Thom Yorke breaks cardinal rule of PR by comparing Google to Nazis

A collective shudder just ran through every publicist from London to Sydney as Radiohead frontman Thom Yorke, in a brazen act of defiance, just violated one of public relations’ most sacred commandments: Whatever You Do, Don’t Mention The Nazis.

Yorke committed the cardinal sin of saying that anything, ever, was even remotely comparable to Hitler in an interview with the Italian publication La Repubblica, where he compared YouTube’s new music app and its parent company Google to the Third Reich, basically because both regimes make a habit of stealing other peoples’ art and keeping the profits for themselves. Here’s what he said:

People continue to say that this is an era where music is free, cinema is free. It’s not true. The creators of services make money–Google, YouTube. A huge amount of money, by trawling, like in the sea–they take everything there is. ‘Oh, sorry, was that yours? Now it’s ours. No, no, we’re joking–it’s still yours’. They’ve seized control of it—it’s like what the Nazis did during the second world war. Actually, it’s like what everyone was doing during the war, even the English—stealing the art of other countries. What difference is there?

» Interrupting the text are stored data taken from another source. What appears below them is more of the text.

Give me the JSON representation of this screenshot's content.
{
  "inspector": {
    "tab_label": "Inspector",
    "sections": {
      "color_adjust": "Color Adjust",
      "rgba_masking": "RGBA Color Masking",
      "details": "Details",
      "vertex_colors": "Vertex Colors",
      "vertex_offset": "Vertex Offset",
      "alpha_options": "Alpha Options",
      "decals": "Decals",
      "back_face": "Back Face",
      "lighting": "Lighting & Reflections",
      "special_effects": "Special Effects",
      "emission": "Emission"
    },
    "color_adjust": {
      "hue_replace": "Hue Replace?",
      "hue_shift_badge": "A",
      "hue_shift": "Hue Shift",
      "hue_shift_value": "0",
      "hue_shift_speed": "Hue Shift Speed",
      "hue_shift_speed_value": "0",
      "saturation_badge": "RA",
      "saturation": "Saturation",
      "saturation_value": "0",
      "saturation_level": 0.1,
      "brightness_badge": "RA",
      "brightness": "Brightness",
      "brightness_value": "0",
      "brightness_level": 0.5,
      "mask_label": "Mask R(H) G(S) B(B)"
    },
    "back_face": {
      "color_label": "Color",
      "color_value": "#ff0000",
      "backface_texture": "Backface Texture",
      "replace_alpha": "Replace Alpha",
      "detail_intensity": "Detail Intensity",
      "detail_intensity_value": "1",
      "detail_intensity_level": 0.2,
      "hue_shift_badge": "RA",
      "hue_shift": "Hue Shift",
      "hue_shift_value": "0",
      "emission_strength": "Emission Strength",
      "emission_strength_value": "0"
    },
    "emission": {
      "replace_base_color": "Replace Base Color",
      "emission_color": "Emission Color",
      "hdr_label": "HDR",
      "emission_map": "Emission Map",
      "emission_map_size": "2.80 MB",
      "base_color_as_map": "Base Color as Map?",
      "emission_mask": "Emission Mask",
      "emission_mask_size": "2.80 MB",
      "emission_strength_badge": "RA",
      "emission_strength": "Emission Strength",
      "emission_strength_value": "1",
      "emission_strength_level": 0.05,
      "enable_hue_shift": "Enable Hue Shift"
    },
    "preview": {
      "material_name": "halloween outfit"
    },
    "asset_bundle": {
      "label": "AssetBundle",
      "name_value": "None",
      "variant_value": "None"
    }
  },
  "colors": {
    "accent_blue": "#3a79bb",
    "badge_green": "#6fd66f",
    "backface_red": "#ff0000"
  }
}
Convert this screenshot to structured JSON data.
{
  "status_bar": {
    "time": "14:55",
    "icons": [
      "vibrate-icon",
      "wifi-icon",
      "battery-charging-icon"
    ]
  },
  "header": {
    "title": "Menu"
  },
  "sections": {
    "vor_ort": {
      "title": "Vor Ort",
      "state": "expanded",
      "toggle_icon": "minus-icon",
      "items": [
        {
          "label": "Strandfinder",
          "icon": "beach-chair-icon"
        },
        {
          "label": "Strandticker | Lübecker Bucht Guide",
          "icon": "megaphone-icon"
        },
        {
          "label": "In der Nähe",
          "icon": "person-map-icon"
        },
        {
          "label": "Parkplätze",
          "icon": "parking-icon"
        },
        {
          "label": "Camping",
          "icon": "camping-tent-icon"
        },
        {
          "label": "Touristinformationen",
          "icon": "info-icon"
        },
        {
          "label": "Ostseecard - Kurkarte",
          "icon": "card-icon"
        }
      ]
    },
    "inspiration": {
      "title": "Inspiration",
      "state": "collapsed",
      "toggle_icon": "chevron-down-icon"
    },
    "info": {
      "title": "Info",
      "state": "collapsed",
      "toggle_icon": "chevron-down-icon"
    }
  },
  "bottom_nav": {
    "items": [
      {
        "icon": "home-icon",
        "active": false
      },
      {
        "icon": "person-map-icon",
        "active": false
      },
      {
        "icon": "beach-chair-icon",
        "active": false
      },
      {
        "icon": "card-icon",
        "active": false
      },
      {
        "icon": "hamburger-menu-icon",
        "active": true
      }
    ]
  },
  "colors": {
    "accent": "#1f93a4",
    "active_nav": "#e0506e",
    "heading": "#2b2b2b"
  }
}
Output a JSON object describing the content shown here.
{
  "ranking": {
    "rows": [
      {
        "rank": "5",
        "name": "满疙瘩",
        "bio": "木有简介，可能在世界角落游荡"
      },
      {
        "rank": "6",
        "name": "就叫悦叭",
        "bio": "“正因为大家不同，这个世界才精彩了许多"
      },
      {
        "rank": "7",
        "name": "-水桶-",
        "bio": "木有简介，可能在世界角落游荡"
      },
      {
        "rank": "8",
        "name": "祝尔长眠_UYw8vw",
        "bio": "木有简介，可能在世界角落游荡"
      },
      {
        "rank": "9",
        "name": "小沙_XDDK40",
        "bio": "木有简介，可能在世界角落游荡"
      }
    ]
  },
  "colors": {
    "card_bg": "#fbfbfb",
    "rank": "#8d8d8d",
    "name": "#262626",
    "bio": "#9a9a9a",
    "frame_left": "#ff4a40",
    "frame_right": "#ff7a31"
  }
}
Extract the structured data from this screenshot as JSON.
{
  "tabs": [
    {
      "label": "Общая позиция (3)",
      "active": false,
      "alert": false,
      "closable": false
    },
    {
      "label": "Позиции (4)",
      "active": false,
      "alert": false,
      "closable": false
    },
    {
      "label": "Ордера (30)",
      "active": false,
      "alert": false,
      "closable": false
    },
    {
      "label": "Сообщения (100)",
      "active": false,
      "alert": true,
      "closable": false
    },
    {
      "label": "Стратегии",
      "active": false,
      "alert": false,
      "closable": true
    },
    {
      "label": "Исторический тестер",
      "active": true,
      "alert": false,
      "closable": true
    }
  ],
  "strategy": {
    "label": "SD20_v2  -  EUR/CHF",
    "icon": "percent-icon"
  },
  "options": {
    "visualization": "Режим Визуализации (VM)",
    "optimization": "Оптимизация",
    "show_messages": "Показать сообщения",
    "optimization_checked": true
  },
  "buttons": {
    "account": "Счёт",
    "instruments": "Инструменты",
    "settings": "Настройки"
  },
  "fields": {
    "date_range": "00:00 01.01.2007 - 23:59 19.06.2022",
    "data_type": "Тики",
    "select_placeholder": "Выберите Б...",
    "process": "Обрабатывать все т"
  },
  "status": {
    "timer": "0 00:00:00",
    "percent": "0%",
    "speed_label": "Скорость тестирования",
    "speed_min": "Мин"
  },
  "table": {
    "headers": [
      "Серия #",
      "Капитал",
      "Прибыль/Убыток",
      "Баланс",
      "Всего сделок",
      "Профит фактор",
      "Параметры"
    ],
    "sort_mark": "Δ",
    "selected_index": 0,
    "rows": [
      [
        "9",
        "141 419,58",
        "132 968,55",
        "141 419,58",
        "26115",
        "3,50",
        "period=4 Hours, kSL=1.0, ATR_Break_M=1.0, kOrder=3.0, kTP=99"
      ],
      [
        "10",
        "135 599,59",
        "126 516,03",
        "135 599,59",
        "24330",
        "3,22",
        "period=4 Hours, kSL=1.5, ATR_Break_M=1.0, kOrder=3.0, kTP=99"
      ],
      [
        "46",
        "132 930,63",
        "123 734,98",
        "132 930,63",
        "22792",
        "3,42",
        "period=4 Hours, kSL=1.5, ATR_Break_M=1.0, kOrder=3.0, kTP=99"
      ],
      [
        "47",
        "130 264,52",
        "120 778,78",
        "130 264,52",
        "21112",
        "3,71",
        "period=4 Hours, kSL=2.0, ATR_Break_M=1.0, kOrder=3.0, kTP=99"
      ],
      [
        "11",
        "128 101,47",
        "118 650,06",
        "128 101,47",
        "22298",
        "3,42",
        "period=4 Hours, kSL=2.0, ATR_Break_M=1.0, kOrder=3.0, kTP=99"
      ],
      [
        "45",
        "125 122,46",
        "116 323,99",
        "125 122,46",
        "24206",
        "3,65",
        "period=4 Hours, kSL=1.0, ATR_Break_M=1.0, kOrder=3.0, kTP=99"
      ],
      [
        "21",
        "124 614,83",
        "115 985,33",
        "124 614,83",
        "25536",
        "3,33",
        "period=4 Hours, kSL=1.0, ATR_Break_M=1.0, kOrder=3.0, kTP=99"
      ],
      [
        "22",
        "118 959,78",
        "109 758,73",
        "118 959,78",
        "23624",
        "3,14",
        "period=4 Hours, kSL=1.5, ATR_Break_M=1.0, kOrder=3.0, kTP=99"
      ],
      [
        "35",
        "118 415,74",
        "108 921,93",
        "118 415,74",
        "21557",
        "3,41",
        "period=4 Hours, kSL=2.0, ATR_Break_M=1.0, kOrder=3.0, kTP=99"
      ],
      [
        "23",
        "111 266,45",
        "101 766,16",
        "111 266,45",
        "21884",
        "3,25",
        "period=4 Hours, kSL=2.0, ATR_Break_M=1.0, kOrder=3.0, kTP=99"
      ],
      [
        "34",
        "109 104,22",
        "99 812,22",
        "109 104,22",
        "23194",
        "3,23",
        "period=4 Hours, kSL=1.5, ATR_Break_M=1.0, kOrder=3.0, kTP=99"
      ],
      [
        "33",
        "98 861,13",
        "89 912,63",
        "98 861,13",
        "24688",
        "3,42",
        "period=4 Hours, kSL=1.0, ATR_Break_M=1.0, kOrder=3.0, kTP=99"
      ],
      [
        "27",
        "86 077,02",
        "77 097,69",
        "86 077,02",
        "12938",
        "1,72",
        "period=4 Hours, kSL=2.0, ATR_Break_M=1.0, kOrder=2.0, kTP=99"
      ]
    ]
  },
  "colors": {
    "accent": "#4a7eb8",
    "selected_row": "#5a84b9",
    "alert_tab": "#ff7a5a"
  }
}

And to be fair, Google probably could round up most of the world’s population into prison camps at this point, as long as those camps had free, decently fast wi-fi. And artists do get paid a laughably small percentage of the money generated by streaming services, which would not exist without the musicians they routinely screw over. But by Yorke’s logic, if the streaming services are the Nazis, does that make Taylor Swift and Adele leaders of the resistance? If you’re going to make such sweeping metaphors, Thom, you really ought to think them through. For the publicists’ sake.